Wat is een individuele dienstverleningsovereenkomst?
IDO staat voor individuele dienstverleningsovereenkomst. Binnen een multifunctioneel centrum wordt ook vaak de term begeleidingsovereenkomst gebruikt. De IDO is een overeenkomst tussen de VAPH-zorgaanbieder en de gebruiker en/of vertegenwoordiger opgemaakt in onderlinge onderhandeling. Daarin wordt afgesproken welke ondersteuning de zorgaanbieder zal bieden. Ook de duur, frequentie en vergoeding van de ondersteuning worden bepaald.
Belangrijk is dat de IDO wordt gesloten vóór de zorg en ondersteuning van start gaat en als beide partijen akkoord zijn met de inhoud (in geval van gedwongen jeugdhulpverlening, zie onderaan). Op die manier is vooraf duidelijk welke ondersteuning men kan verwachten en hoeveel de geboden ondersteuning kan kosten. Goede en duidelijke afspraken bij de start van de ondersteuning zijn belangrijk om conflicten tijdens de ondersteuningsperiode te vermijden.

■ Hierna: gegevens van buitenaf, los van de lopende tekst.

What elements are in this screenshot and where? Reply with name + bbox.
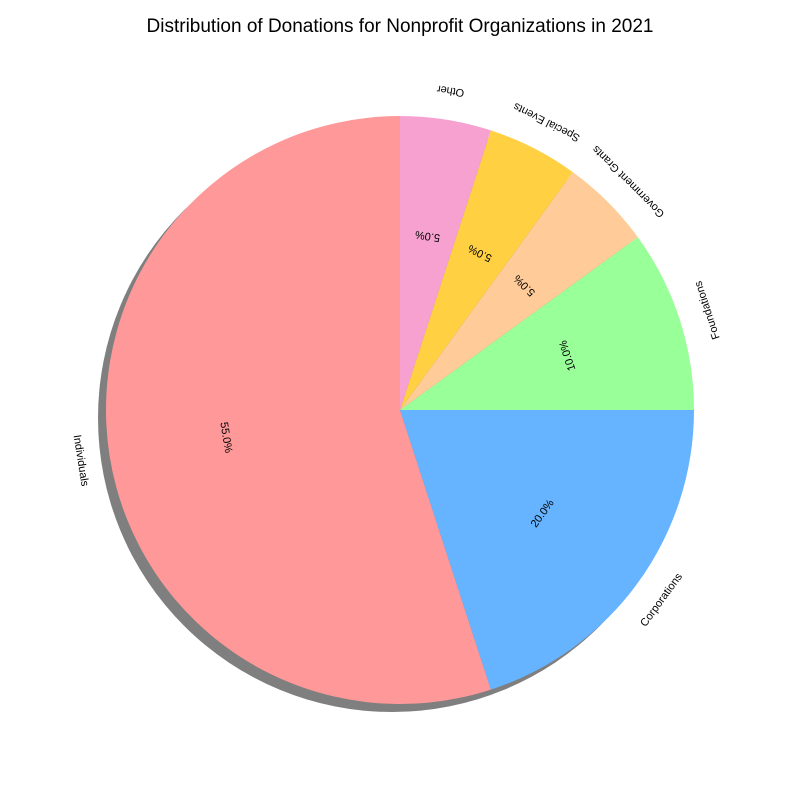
slice-government-grants: [400, 172, 638, 410]
slice-label-corporations: Corporations: [638, 571, 685, 629]
slice-label-special-events: Special Events: [511, 100, 582, 144]
percent-label-other: 5.0%: [414, 228, 441, 244]
slice-label-individuals: Individuals: [71, 434, 91, 488]
slice-corporations: [400, 410, 694, 690]
slice-foundations: [400, 237, 694, 410]
slice-label-foundations: Foundations: [692, 279, 722, 341]
percent-label-individuals: 55.0%: [217, 421, 234, 454]
slice-label-other: Other: [436, 82, 465, 98]
slice-individuals: [105, 116, 491, 705]
slice-special-events: [400, 130, 573, 410]
chart-title: Distribution of Donations for Nonprofit …: [146, 16, 654, 37]
slice-other: [400, 116, 491, 410]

Dringende ondersteuning mag wel zonder IDO starten. De IDO moet dan binnen de vijf dagen na de start van de ondersteuning opgemaakt en ondertekend zijn.
Bij een structurele wijziging van de gemaakte afspraken of de geboden ondersteuning moet de IDO ook gewijzigd en opnieuw gehandtekend worden. Dat mag eventueel via een addendum toegevoegd worden. Kortdurende aanpassingen in de ondersteuning (maximum 3 maanden), bijvoorbeeld door vakantieperiodes, korte afwezigheid door ziekte,.. moeten niet telkens aangepast worden.

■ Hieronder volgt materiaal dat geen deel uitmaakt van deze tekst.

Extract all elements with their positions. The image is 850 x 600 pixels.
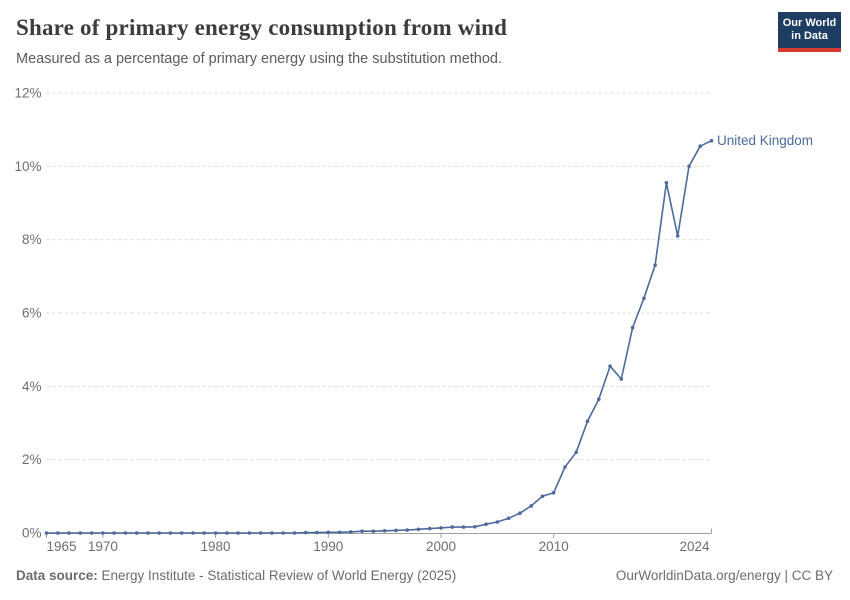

Daarnaast kan elke partij vragen om de IDO aan te passen. Dit gebeurt via een schriftelijk verzoek en een overlegmoment waarop de partijen de vraag bespreken. Als er een akkoord is, wordt de IDO aangepast en ondertekend. Als er geen akkoord is, blijft de huidige IDO bestaan.
Wilt u een IDO sluiten? Vanuit het VAPH is een model van een individuele dienstverleningsovereenkomst (IDO) beschikbaar samen met een bundel extra informatie waar u meer uitleg en begrippen terugvindt. Het gebruik van de model-IDO is niet verplicht, maar wordt sterk aanbevolen. Meer informatie over de model-IDO kunt u hier terugvinden.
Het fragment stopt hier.